We continue to execute on our strategy, and our results demonstrate that it is paying off.
We are excited with our start in 2007 and look forward to building upon it.
With that, Celeste, I'd like to open it up for questions.
Operator
(OPERATOR INSTRUCTIONS)
Your first question comes from the line of Gray Powell with Wachovia.
Gray Powell - Analyst
Good morning, everyone.
Bob Currey - President and CEO
Good morning, Gray.
Gray Powell - Analyst
Thanks for taking the question.
I just had a couple of quick ones.
Can you give us some insights into how you measure the ROIC for IPTV, and then, give us some ideas to the idea or the timeframe for the product going from being diluted to free cash flow to becoming accretive?
Steve Childers - CFO
Hey, Gray.
This is Steve.
First question -- return -- you're looking for the return on investment on video?
Is that right?
Gray Powell - Analyst
Yes, or just, generally, how you think about it.
Steve Childers - CFO
Well, I guess, maybe we'll kind of link the two questions together.
I mean, if you think about our entry into video, basically all -- we've got our IP infrastructure, our backbone network already built, DSL platform already built.
The incremental cost from a capital basis of getting into the business was roughly $3 million for a head in.
We put a head in in each state.
So it's really -- as we look at it, we're really leveraging our existing voice and data network.
As we look at the overall product -- I mean, as we've talked about based on the [RPU], cost of programming, we would expect each product to be basically cash-flow accretive and even accretive within 18 months to two years from date of launch.
Gray Powell - Analyst
Okay.
And then, the other thing I wanted to ask would be on stand-alone DSL.
Can you just talk about the possible win-back opportunity there and where you stand on potentially doing a naked DSL offering?
Bob Currey - President and CEO
Yes.
Good morning, Gray.
It's Bob.
I'll take that one.
We have launched a stand-alone DSL product.
We've had -- we've had some success with it already.
As you know, for a long time, we stuck with a bundled offering.
But now, we estimate there's a significant number of homes in our territory that do not have our voice line.
So we think there is a nice market there for DSL -- stand-alone DSL; also, paired with IPTV.
And we've seen -- we've seen some activity in that area so far.
We're pricing it about $5 above the tier -- whatever tier you're taking of DSL.

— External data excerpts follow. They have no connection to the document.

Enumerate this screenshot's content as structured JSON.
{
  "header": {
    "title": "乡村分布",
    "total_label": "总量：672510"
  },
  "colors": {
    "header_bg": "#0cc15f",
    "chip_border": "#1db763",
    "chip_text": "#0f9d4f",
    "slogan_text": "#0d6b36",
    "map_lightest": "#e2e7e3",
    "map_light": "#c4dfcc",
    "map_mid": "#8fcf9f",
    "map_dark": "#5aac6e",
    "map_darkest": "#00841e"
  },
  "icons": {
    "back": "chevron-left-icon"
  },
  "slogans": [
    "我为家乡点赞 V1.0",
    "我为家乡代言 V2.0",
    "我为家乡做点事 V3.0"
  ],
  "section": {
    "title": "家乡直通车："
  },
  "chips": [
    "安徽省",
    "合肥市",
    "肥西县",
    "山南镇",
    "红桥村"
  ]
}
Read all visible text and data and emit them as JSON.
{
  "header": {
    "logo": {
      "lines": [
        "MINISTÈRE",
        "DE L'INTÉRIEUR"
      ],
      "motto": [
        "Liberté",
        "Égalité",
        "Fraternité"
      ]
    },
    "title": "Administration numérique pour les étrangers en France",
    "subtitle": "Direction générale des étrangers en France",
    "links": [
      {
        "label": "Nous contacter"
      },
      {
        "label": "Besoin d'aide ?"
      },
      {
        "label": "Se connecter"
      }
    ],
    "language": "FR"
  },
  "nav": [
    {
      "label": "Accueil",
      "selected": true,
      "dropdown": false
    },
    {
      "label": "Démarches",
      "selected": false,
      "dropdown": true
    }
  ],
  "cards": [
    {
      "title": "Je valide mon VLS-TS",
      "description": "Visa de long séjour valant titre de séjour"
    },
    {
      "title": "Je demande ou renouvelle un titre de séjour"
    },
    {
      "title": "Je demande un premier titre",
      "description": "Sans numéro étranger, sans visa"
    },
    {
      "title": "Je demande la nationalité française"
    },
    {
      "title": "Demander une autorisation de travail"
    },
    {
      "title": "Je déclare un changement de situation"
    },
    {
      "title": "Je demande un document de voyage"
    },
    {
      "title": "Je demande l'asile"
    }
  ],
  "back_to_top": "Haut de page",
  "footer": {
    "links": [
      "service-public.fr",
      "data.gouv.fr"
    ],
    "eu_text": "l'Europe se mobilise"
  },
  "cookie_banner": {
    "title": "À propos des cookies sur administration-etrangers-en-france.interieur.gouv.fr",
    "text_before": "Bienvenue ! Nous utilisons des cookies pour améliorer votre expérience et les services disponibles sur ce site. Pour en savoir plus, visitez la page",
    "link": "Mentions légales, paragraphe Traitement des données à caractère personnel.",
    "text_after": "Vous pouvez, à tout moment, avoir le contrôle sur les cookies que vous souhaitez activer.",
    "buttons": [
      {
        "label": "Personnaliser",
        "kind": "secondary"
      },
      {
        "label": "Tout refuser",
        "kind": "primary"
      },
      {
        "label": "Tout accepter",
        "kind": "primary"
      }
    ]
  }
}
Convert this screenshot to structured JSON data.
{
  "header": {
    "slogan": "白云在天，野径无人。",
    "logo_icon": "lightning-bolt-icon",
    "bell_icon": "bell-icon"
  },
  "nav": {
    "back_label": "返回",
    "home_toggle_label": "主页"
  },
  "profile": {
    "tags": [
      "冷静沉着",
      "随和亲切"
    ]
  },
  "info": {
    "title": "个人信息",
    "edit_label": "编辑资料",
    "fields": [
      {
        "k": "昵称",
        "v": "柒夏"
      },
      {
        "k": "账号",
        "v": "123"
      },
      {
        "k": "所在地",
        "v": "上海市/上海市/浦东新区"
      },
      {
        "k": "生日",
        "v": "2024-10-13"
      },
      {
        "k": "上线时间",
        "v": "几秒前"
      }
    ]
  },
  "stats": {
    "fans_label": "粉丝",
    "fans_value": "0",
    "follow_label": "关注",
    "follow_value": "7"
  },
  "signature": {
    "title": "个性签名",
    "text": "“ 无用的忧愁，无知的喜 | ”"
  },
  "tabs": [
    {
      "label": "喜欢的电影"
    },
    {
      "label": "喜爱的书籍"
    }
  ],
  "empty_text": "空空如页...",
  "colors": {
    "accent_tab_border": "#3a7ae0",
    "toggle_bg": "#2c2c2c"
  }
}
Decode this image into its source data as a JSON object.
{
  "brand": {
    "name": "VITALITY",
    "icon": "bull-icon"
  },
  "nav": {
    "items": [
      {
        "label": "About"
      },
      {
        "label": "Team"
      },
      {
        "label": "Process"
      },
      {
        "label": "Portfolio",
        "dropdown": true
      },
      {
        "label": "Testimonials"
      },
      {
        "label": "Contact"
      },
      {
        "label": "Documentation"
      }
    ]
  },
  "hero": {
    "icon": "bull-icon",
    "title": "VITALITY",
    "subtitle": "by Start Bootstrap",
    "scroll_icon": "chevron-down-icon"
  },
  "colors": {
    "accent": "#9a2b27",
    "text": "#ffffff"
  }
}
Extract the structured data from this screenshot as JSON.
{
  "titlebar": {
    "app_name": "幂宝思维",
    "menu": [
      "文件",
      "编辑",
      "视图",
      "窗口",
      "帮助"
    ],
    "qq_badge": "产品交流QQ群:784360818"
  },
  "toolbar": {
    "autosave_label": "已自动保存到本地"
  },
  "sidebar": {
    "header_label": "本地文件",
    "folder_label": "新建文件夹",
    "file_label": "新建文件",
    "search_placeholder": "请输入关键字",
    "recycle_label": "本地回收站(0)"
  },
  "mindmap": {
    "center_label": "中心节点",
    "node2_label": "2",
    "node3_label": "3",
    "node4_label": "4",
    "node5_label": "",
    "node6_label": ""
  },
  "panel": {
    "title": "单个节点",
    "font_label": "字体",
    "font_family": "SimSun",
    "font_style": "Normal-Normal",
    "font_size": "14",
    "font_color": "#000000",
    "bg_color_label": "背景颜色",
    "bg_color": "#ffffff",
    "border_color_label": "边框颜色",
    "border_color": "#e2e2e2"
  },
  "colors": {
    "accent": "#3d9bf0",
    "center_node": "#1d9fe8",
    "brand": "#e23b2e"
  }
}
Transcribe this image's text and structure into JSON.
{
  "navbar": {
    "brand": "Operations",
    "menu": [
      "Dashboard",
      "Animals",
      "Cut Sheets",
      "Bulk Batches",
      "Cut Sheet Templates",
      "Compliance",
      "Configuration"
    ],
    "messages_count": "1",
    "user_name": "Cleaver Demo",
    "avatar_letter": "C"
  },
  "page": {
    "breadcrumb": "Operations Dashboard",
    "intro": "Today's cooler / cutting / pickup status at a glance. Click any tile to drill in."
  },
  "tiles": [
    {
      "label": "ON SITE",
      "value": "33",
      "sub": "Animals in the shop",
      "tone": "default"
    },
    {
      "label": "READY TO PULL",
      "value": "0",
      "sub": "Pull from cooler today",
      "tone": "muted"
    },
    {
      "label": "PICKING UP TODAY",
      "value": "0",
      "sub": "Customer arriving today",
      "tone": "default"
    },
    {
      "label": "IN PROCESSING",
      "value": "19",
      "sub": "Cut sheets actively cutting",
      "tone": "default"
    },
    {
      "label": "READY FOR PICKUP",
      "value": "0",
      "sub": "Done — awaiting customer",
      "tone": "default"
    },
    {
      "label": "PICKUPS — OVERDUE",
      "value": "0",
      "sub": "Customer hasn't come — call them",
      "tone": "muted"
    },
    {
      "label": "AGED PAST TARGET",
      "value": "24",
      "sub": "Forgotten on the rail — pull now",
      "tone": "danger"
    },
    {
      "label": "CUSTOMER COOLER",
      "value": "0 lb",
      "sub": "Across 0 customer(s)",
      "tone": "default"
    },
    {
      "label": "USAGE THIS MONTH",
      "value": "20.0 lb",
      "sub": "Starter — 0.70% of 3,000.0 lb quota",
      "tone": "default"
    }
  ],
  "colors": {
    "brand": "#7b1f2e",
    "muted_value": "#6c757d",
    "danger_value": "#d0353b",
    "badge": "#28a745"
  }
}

If you're taking the standard package, it's $5 more.
If you're talking [light], it's $5 more.
So that's sort of the price point.
And we've had -- it's early, but we've had some nice success with that so far.
Gray Powell - Analyst
Okay.
Great, thank you very much.
Operator
Your next question comes from the line of Jonathan Chaplin with JPMorgan.
Jonathan Chaplin - Analyst
Hey, Bob.
Hey, Steve.
Bob Currey - President and CEO
Good morning.
Jonathan Chaplin - Analyst
Two quick questions on -- I'm wondering if you could remind us of how the savings from the last step in the billing process kind of filter in over the next few quarters.
I'm assuming it's going to -- after you finish the transition in August, it will take at least a couple of months before you're able to realize some of the savings.
And then I'm wondering if you could talk a little bit about if you've gone through your -- both markets now, selling IPTV -- what you've been able to detect in terms of the pent-up demand for HD and what that could potentially do for both the sort of subscriber-growth perspective and an [RPU] perspective when it becomes available.
Thank you.
Bob Currey - President and CEO
On the first question, Jonathan, regarding billing and phase three: It does allow us some opportunities to reduce costs.
But just as importantly, it gets both states on totally common platforms, allows us much more detailed information, slicing and dicing of customers, and it also allows -- it enhances our marketing programs.
We'll be able to market consistently across the total market.
I would tell you, though, that in addition to the billing, obviously, we're also focused on all other cost aspects -- staff, headquarters, overhead, consultants, lawyers.
We -- as we've gotten out of the public -- the first cycle of being a public company successfully, 404 stocks implementation -- there's other areas now where we're going back and looking at that work and improving and enhancing it.
So there are some opportunities for us to continue to improve our operating efficiency.
Regarding IPTV, clearly, one of the lessons learned around HD is -- and I think there are marketing studies that support this, but we've learned it firsthand in our markets -- is that the higher the per capita income, the better the demographics of an area, the more important HD is to that customer.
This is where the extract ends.